Hai Dear, wellcome to my Blog

Sabtu, 25 Januari 2014

Pemikiran Hamka




A.    Pendahuluan
Haji Abdul Malik Karim Amrullah (HAMKA) adalah salah satu tokoh Nasional yang memiliki pengaruh besar untuk Negara Indonesia, khususnya Umat Islam. Banyak sumbangan positif yang telah beliau berikan, pemikiran-pemikiran modern yang sesuai dengan perkembangan zaman namun tidak bertentangan dengan ajaran Islam. Mengenai hal itu, akan penulis bahas lebih lanjut pada poin berikut.
B.     Pembahasan

1.      Riwayat Hidup
Beliau lahir tanggal 17 Februari 1908 di Kampung Molek, Maninjau, Sumatera Barat. Nama pemberian ayahnya adalah Abdul Malik, ia adalah seorang ulama, aktivis politik, sastrawan, politikus, filsuf, dan aktivis Muhammadyah.

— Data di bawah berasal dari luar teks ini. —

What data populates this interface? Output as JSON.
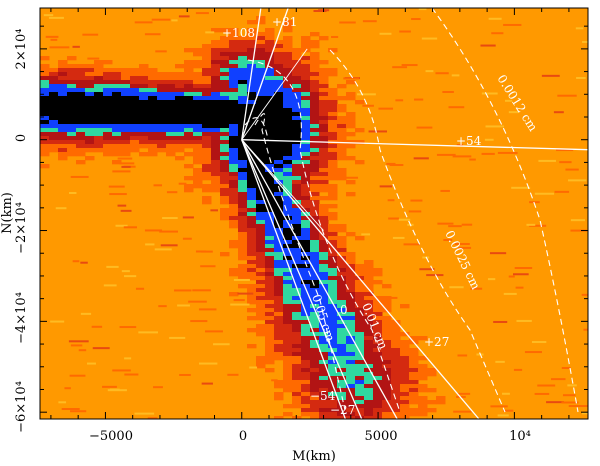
{
  "chart_data": {
    "type": "heatmap",
    "title": "",
    "xlabel": "M(km)",
    "ylabel": "N(km)",
    "xlim": [
      -7400,
      12700
    ],
    "ylim": [
      -61500,
      29000
    ],
    "x_ticks": [
      {
        "value": -5000,
        "label": "−5000"
      },
      {
        "value": 0,
        "label": "0"
      },
      {
        "value": 5000,
        "label": "5000"
      },
      {
        "value": 10000,
        "label": "10⁴"
      }
    ],
    "y_ticks": [
      {
        "value": 20000,
        "label": "2×10⁴"
      },
      {
        "value": 0,
        "label": "0"
      },
      {
        "value": -20000,
        "label": "−2×10⁴"
      },
      {
        "value": -40000,
        "label": "−4×10⁴"
      },
      {
        "value": -60000,
        "label": "−6×10⁴"
      }
    ],
    "colormap": [
      "#ff9900",
      "#ff6a00",
      "#d42a10",
      "#b21414",
      "#2fd8a0",
      "#1040ff",
      "#000000"
    ],
    "background_color": "#ff9900",
    "rays": [
      {
        "label": "+108",
        "end": [
          700,
          29000
        ]
      },
      {
        "label": "+81",
        "end": [
          1700,
          29000
        ]
      },
      {
        "label": "+54",
        "end": [
          12700,
          -2200
        ]
      },
      {
        "label": "+27",
        "end": [
          8700,
          -61500
        ]
      },
      {
        "label": "0",
        "end": [
          5700,
          -61500
        ]
      },
      {
        "label": "−27",
        "end": [
          4400,
          -61500
        ]
      },
      {
        "label": "−54",
        "end": [
          3800,
          -61500
        ]
      }
    ],
    "dust_contours": [
      {
        "label": "0.05 cm"
      },
      {
        "label": "0.01 cm"
      },
      {
        "label": "0.0025 cm"
      },
      {
        "label": "0.0012 cm"
      }
    ],
    "ray_labels": {
      "p108": "+108",
      "p81": "+81",
      "p54": "+54",
      "p27": "+27",
      "zero": "0",
      "m27": "−27",
      "m54": "−54"
    },
    "contour_labels": {
      "c005": "0.05 cm",
      "c001": "0.01 cm",
      "c00025": "0.0025 cm",
      "c00012": "0.0012 cm"
    }
  }
}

Ibunya keturunan bangsawan, ayahnya Syeikh Abdul Karim bin Amrullah atau dikenal dengan nama Haji Rasul, berasal dari keluarga ulama dan seorang pelopor gerakan pembaruan/ modernis dalam Gerakan Islah (tajdid) di Minangkabau sekembalinya dari Makkah tahun 1906.

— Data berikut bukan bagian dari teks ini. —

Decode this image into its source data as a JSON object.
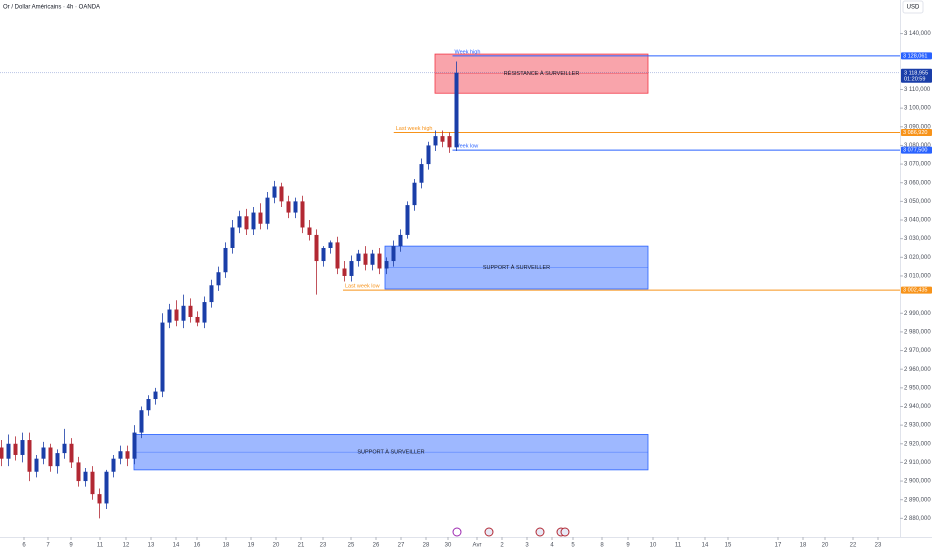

Beliau dibesarkan dalam tradisi Minangkabau, masa kecilnya dipenuhi gejolak batin karena saat itu terjadi pertentangan yang keras antara kaum adat dan kaum muda tentang pelaksanaan ajaran Islam. Banyak hal-hal yang tidak dibenarkan dalam Islam, tapi dipraktikkan dalam kehidupan masyarakat sehari-hari.[1]

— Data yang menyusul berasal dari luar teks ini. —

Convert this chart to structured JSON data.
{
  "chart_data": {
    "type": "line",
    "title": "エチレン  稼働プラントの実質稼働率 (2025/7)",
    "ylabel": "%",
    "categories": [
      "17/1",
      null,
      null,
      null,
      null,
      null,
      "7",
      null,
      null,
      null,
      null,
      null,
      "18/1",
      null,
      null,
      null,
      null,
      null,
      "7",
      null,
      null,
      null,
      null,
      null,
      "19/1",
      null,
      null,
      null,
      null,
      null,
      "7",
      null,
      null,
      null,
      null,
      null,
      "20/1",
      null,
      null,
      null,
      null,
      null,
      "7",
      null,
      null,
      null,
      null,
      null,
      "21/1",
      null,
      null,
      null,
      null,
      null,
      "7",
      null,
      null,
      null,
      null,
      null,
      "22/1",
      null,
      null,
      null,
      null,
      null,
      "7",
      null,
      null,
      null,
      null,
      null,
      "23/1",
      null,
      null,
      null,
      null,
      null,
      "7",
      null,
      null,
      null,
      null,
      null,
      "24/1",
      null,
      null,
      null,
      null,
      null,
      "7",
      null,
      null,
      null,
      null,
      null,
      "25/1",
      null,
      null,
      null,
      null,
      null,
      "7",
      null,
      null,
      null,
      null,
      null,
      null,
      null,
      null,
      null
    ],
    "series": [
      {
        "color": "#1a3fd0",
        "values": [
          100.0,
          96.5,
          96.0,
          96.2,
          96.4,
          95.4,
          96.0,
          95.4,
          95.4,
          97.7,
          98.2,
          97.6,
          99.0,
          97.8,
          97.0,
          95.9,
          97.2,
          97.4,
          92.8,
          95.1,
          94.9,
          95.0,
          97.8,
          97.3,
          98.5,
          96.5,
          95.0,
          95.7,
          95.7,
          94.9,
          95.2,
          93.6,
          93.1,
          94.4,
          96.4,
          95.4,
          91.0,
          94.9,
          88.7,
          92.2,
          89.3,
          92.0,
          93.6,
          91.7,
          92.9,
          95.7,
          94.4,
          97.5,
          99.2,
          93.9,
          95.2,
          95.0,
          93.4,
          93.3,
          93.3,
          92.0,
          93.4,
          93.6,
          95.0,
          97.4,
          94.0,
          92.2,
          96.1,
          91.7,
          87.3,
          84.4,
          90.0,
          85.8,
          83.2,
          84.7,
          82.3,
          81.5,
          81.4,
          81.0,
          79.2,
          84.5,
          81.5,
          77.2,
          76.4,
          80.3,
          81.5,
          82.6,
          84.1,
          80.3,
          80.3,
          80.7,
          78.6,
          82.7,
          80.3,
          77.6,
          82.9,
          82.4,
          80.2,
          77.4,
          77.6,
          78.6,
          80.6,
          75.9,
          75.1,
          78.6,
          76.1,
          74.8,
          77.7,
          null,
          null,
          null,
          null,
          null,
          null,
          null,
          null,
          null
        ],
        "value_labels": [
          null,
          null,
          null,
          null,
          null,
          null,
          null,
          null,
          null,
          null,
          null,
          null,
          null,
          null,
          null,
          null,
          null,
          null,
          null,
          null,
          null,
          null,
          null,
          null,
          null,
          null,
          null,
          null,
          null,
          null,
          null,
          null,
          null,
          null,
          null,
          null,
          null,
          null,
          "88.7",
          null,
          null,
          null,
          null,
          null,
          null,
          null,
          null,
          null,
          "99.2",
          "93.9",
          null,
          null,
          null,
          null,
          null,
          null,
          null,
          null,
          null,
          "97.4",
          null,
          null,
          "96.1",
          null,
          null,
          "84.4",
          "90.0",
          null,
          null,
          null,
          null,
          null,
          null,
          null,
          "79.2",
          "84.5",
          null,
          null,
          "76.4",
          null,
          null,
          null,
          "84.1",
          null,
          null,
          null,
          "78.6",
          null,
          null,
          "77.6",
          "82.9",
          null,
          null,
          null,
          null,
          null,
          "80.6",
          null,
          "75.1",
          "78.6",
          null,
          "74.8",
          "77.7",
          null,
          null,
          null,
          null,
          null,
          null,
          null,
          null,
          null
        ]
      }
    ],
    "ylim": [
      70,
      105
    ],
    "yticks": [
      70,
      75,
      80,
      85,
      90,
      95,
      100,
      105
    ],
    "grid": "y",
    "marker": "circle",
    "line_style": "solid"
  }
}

2.      Pemikiran-pemikiran Buya Hamka
a.       Pemikiran tasawuf Hamka
Seseorang yang mendalami spritual, bukan berarti memisahkan diri dari kemajuan ilmu pengetahuan dan teknologi. Agama menemptkan ilmu pengetahuan dan teknologi itu sebagai alat, sarana dan bukan tujuan, sebab tujuan manusia itu sendiri sesuai dengan martabatnya telah ditentukan oleh Tuhan yang menentukan manusia itu sendiri. Dan jalan menuju kesana, hanya dapat ditempuh melalui submission kita pada agama, termasuk didalam tasawuf, jika kita ingin selamat dan tidak sesat di jalan atau terombang ambing oleh pergolakan zaman.
Tasawuf dapat menjadi solusi alternative terhadap kebutuhan spiritual dan pembinaan manusia modern, karena tasawuf merupakan tradisi yang hidup dan kaya dengan doktrin-doktrin metafisis, kosmologis, dan psikoterapi relijius yang dapat mengahantarkan kita menuju kesempurnaan dan ketenangan hidup, yang hampir hilang atau bahkan tidak pernah dipelajari manusa modern.
Selain itu, Hamka juga berpandangan bahwa penganut tasawuf modern tidak harus lari dari kehidupan duniawi, tetapi justru harus terlibat aktif dalam masyarakat. Dengan mempraktekkan tasawuf secara aktif dalam setiap aktivitas manusia modern dapat membangunkan orang modern dari tidur spritualnya yang panjang dan pembinaan moral.[2]
b.      Tauhid sebagai prinsip keluarga
Tauhid sebagai inti ajaran Islam tidak hanya sekedar dimaknai sebagai pengakuan atas satu Tuhan, akan tetapi al-Faruqi mencoba melakukan internalisasi (penghayatan) tauhid ke dalam seluruh aspek kehidupan agar seseorang dapat berjalan sebagaimana tujuan penciptaan yakni penghambaan kepada Allah semata.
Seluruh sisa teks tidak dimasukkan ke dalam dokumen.